With the growing fascination towards understanding the characteristics and properties of non-equilibrium soft matter, there is a quest to understand and inspect the dense emergent phases of active matter. It is known that the constituting entity in active matter can self-organize and can exhibit collective motion, which results in intriguing phases, such as active-fluid phase (with a low population). In recent years, researchers have expressed interest in exploring the dense phase of active matter with the hope of characterizing the glassy phase in active matter. Increasing the density or supercooling of the fluid can result in a dynamic transition from the fluid phase to an amorphous solid phase or glassy phase. The phenomenon is popularly known as glass transition [1]. The motion of the constituting entity in a glassy phase is kinetically arrested, while the system lacks the long-range structural order. In Takeuchi lab, we investigated the dense phase of active matter and inspect for the transition in the physical state from the active fluid to active glass using E. coli, RP437 [3]. The investigation was conducted within a microfluidic device specifically designed for this purpose, and we call it Extensive Micro Perfusion System (EMPS) [shown in Fig(a)].

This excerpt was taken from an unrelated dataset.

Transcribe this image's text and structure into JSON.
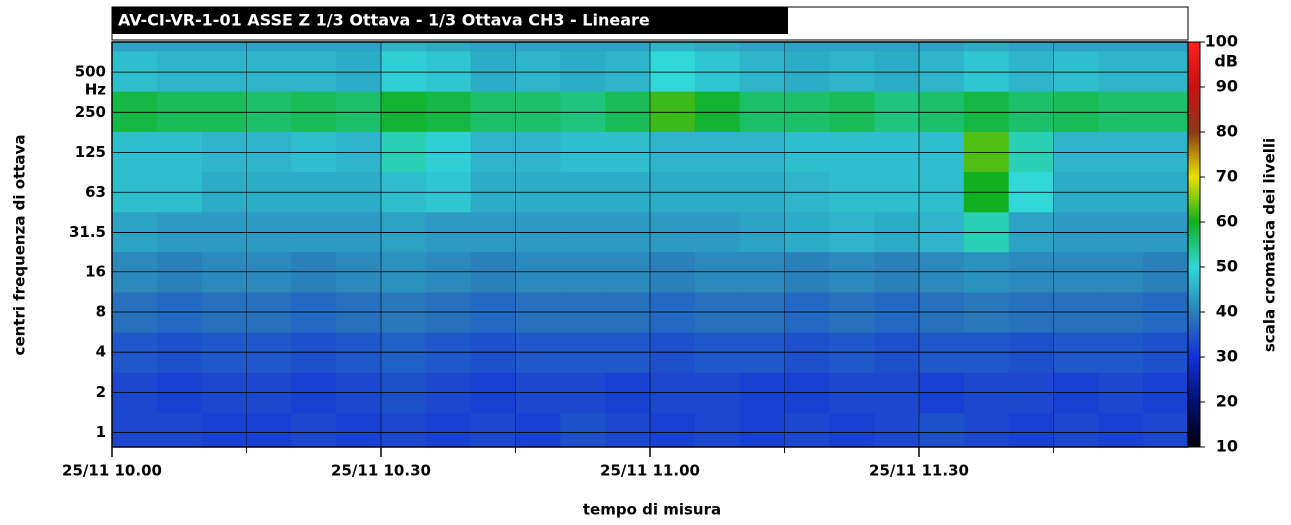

As the density of bacterial cells increases, their motion slows down, leading to a transition from a fluid-like state to a kinetically arrested state. The system is akin to an amorphous solid wherein their neighbours arrest the motion of the constituting entities. The structural relaxation time a.k.a alpha-relaxation time, is a characteristic quantifier relevant to the system's dynamics. We estimate such relaxation time, associated with both translation and orientation motion for various area densities, as shown in [Fig. b]. As apparent from Fig. b, the magnitude of the relaxation time for both orientation and translation motion increases rapidly on increasing the area density of bacterial cells [Fig. b], indicating a rapid slowing down of bacterial motion and inferring the glass transition point or the critical area density (referred to with subscript 'c' and 'Q') at which the system motion rapidly slows down. They also display dynamical heterogeneity, fragility and ageing. Therefore, the suspension of bacteria vitrifies in a two-step: the orientation motion is suppressed first, whereas the translation motion is arrested at a higher area density [3]. The vitrification process involves the formation of dynamical microdomains comprising aligned bacterial cells, resulting in collective motion and unusual behaviour in characteristic quantifiers of glass. Our investigation may contribute to the general understanding of densely packed active rods, as well as the formation of dense microbial aggregates, including biofilms.
References
[1] L. Berthier and G. Biroli, Rev. Mod. Phys. 83, 587 (2011).
[2] M. C. Marchetti et al., Rev. Mod. Phys. 85, 1143 (2013).
[3] H. Lama, M. J. Yamamoto, Y. Furuta, T. Shimaya, and K. A. Takeuchi, arXiv:2205.10436.
[4] T. Shimaya, R. Okura, Y. Wakamoto, and K. A. Takeuchi, Commun. Phys. 4, 238 (2021).